Gay legal journalist Joseph Mark Stern agrees somewhat with Geidner’s take. In recent Bluesky posts about Davis’ case, Stern wrote, “Recent panic that the Supreme Court might soon overturn marriage equality is unwarranted—the justices are highly unlikely to take up the case that has people worried. And this freak-out risks diverting attention away from the court’s subtler, ongoing attack on gay rights.”
“At this Supreme Court, the biggest realistic threat to gay rights isn’t outright reversal of Obergefell, but the ongoing abridgment of gay equality in the name of religious liberty and free speech,” Stern added. “The Supreme Court has also weaponized the First Amendment to legalize discrimination against same-sex couples in public accommodations, a project that will expand in the coming years.”
What would happen if the Supreme Court did overturn same-sex marriage?
Clinton was correct when she said that, if Obergefell were to be overturned, then the right to same-sex marriage would fall back to the states.
In 2022, then-President Joe Biden signed the Respect for Marriage Act (RMA), a law that repealed the 1996 Defense of Marriage Act (DOMA) and required the federal and state governments to recognize same-sex marriages that occur in states where they are legal.
Currently, 25 states have both laws and constitutional amendments banning same-sex marriage, five have just statutes banning it, and five others have just constitutional amendments banning it.
If this happened, a battle between pro- and anti-marriage states could emerge.
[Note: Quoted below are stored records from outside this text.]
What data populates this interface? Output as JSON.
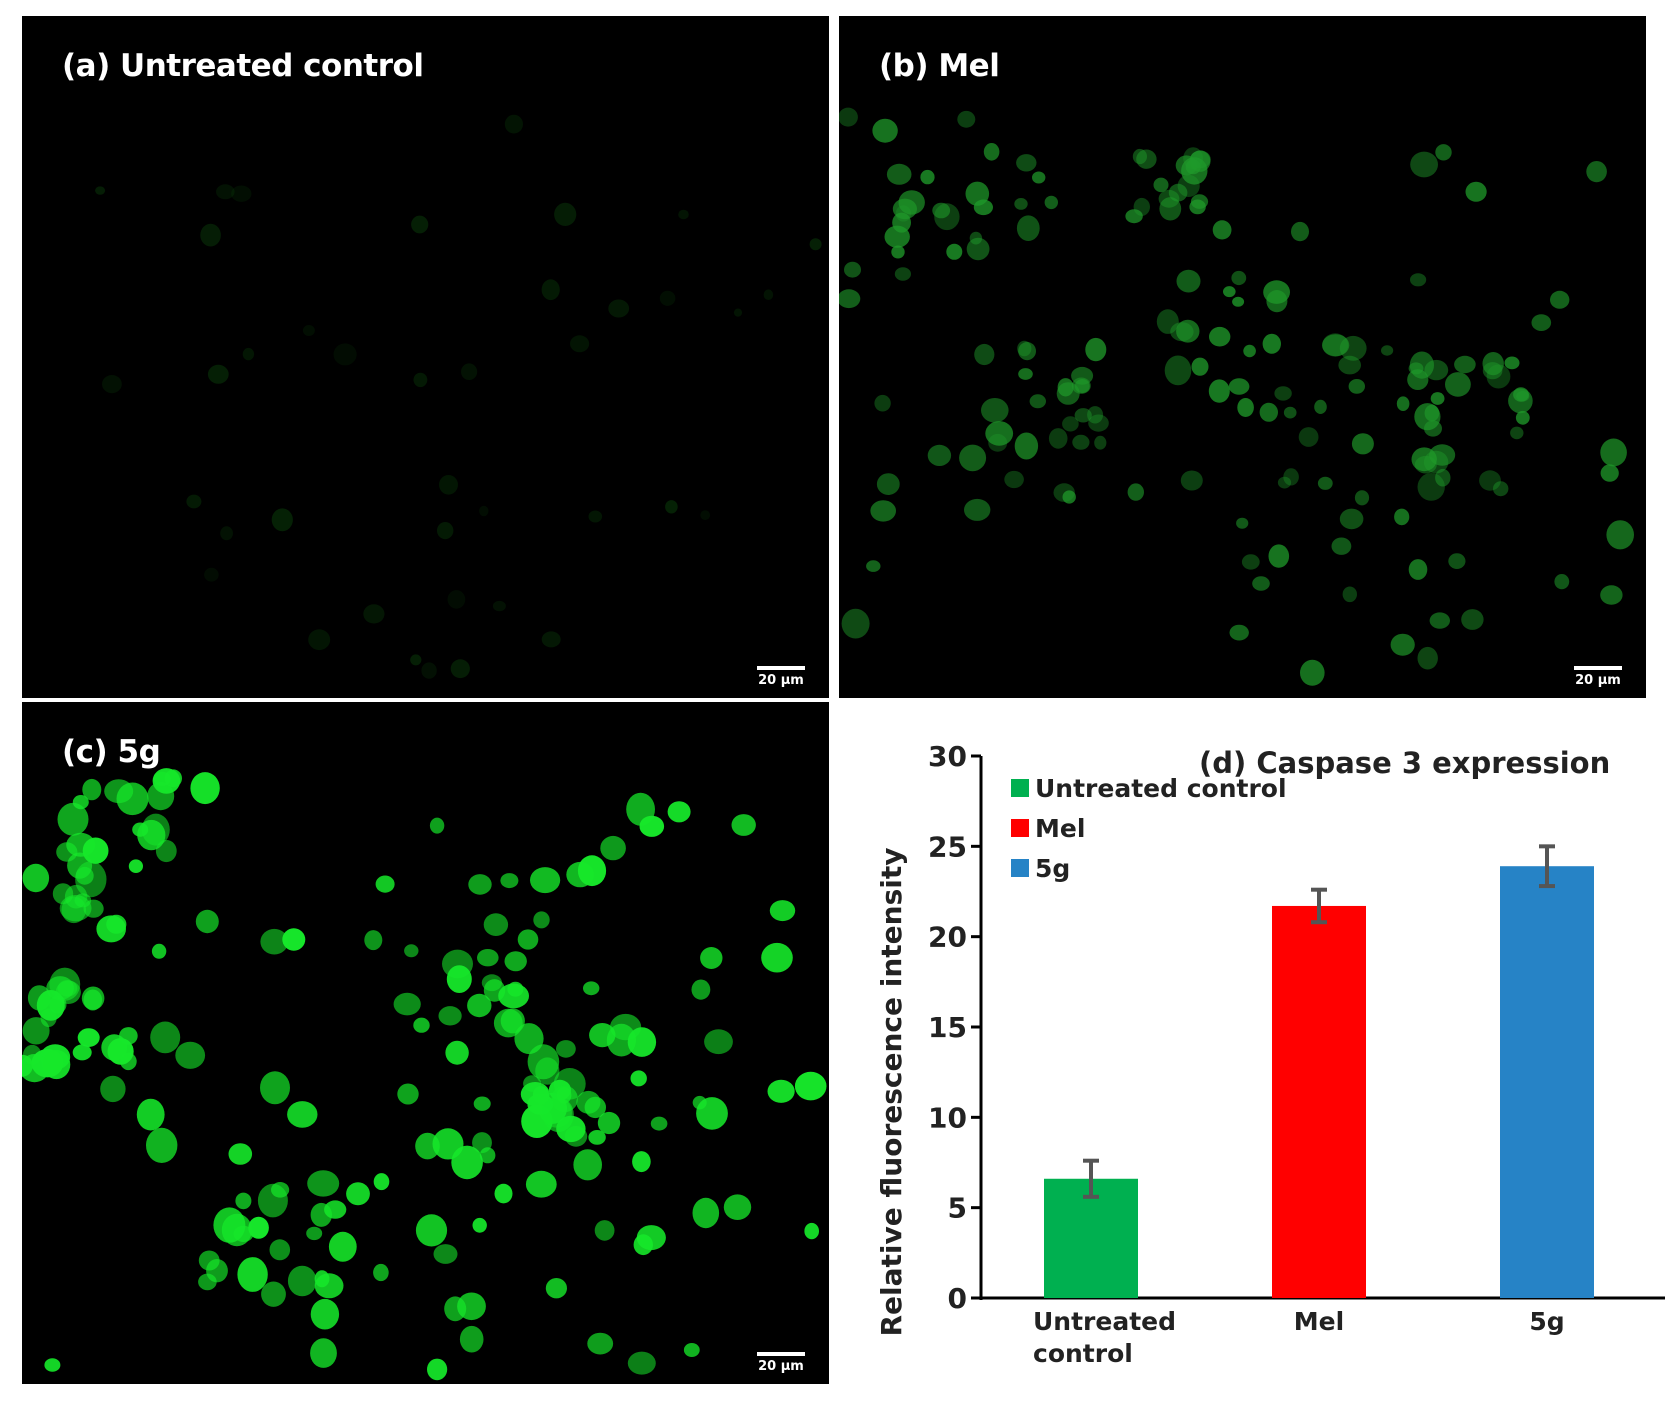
{
  "panels": [
    {
      "label": "(a) Untreated control",
      "scalebar": "20 µm"
    },
    {
      "label": "(b) Mel",
      "scalebar": "20 µm"
    },
    {
      "label": "(c) 5g",
      "scalebar": "20 µm"
    }
  ],
  "chart_data": {
    "type": "bar",
    "title": "(d) Caspase 3 expression",
    "ylabel": "Relative fluorescence intensity",
    "xlabel": "",
    "categories": [
      "Untreated control",
      "Mel",
      "5g"
    ],
    "category_lines": [
      [
        "Untreated",
        "control"
      ],
      [
        "Mel"
      ],
      [
        "5g"
      ]
    ],
    "values": [
      6.6,
      21.7,
      23.9
    ],
    "errors": [
      1.0,
      0.9,
      1.1
    ],
    "colors": [
      "#00b050",
      "#ff0000",
      "#2683c6"
    ],
    "ylim": [
      0,
      30
    ],
    "yticks": [
      0,
      5,
      10,
      15,
      20,
      25,
      30
    ],
    "legend": {
      "position": "top-left",
      "entries": [
        "Untreated control",
        "Mel",
        "5g"
      ]
    },
    "grid": false
  }
}
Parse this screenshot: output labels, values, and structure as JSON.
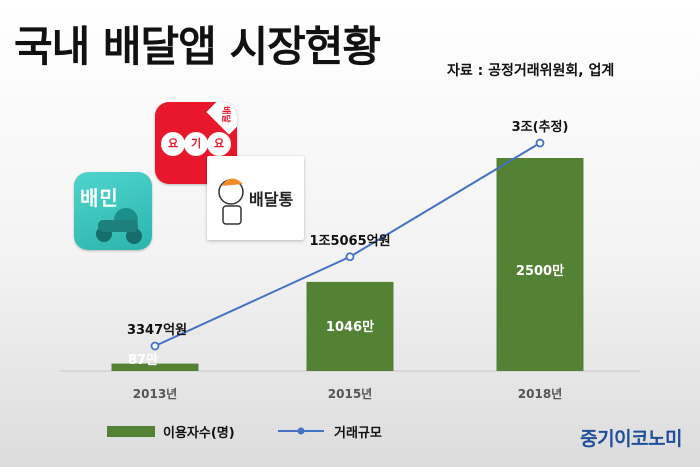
{
  "title": "국내 배달앱 시장현황",
  "source": "자료 : 공정거래위원회, 업계",
  "brand": "중기이코노미",
  "logos": {
    "baemin": "배민",
    "yogiyo": [
      "요",
      "기",
      "요"
    ],
    "yogiyo_badge": "배달",
    "baedaltong": "배달통"
  },
  "chart_data": {
    "type": "bar",
    "categories": [
      "2013년",
      "2015년",
      "2018년"
    ],
    "series": [
      {
        "name": "이용자수(명)",
        "type": "bar",
        "values": [
          870000,
          10460000,
          25000000
        ],
        "labels": [
          "87만",
          "1046만",
          "2500만"
        ],
        "color": "#548235"
      },
      {
        "name": "거래규모",
        "type": "line",
        "values": [
          3347,
          15065,
          30000
        ],
        "labels": [
          "3347억원",
          "1조5065억원",
          "3조(추정)"
        ],
        "color": "#4472c4"
      }
    ],
    "legend": "bottom"
  }
}
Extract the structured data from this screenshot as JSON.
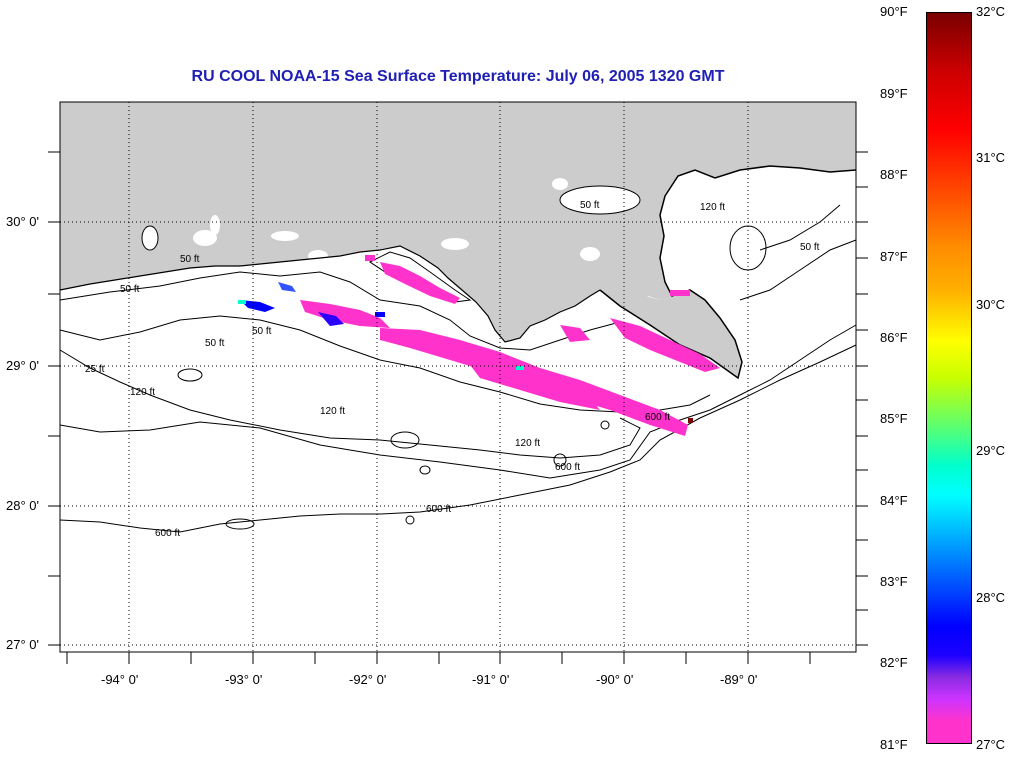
{
  "title": "RU COOL  NOAA-15  Sea Surface Temperature:  July 06, 2005 1320 GMT",
  "map": {
    "land_color": "#cccccc",
    "water_color": "#ffffff",
    "sst_low_color": "#ff33cc",
    "sst_mid_color": "#0000ff",
    "sst_high_color": "#00ffcc",
    "lat_labels": [
      "30° 0'",
      "29° 0'",
      "28° 0'",
      "27° 0'"
    ],
    "lon_labels": [
      "-94° 0'",
      "-93° 0'",
      "-92° 0'",
      "-91° 0'",
      "-90° 0'",
      "-89° 0'"
    ],
    "contour_labels": [
      "50 ft",
      "50 ft",
      "50 ft",
      "50 ft",
      "50 ft",
      "50 ft",
      "120 ft",
      "120 ft",
      "120 ft",
      "600 ft",
      "600 ft",
      "600 ft",
      "600 ft",
      "25 ft",
      "120 ft"
    ]
  },
  "colorbar": {
    "fahrenheit": [
      "90°F",
      "89°F",
      "88°F",
      "87°F",
      "86°F",
      "85°F",
      "84°F",
      "83°F",
      "82°F",
      "81°F"
    ],
    "celsius": [
      "32°C",
      "31°C",
      "30°C",
      "29°C",
      "28°C",
      "27°C"
    ]
  }
}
Republican attorneys general and legislatures in states with same-sex marriage bans could argue that they should be exempt from having to recognize same-sex marriages from states where such marriages are legal.
Jenny Pizer, chief legal officer of Lambda Legal, told LGBTQ Nation last January that the Full Faith and Credit Clause (located in Article IV, Section 1 of the Constitution) requires states to respect the public records, judicial proceedings, and acts of other states.
The inconsistency of marriage laws between states, Pizer added, would be a problem not only for same-sex couples who need to have secure legal status, but also for government and private entities and all sorts of people who need to know what people’s legal rights are.
If Republicans gained majority control of the Senate and changed the current 60-vote threshold needed to repeal the RMA, not all of the aforementioned state laws and constitutional amendments banning same-sex marriage would immediately go into effect, Geidner added.
For example, if a state legalized same-sex marriage through a state court decision — like Iowa’s Supreme Court did in 2009 — then same-sex marriages would remain legalized there. If a state legalized same-sex marriage through its legislature, Geidner said, then such marriages would remain legal, even if the RMA and Obergefell were both overturned.
In short, the federal government wouldn’t have to recognize those marriages if Obergfell and the RMA were both overturned, but whether other states would have to recognize them is uncertain.
While both Pizer and Geidner said that it’s unlikely that Republicans will try to repeal the RMA, Geidner said that state and local governments can still take significant action to protect same-sex couples by repealing their same-sex marriage bans and passing additional shield laws, anti-discrimination protections, and other legislation and ordinances to help protect LGBTQ+ people’s benefits and rights.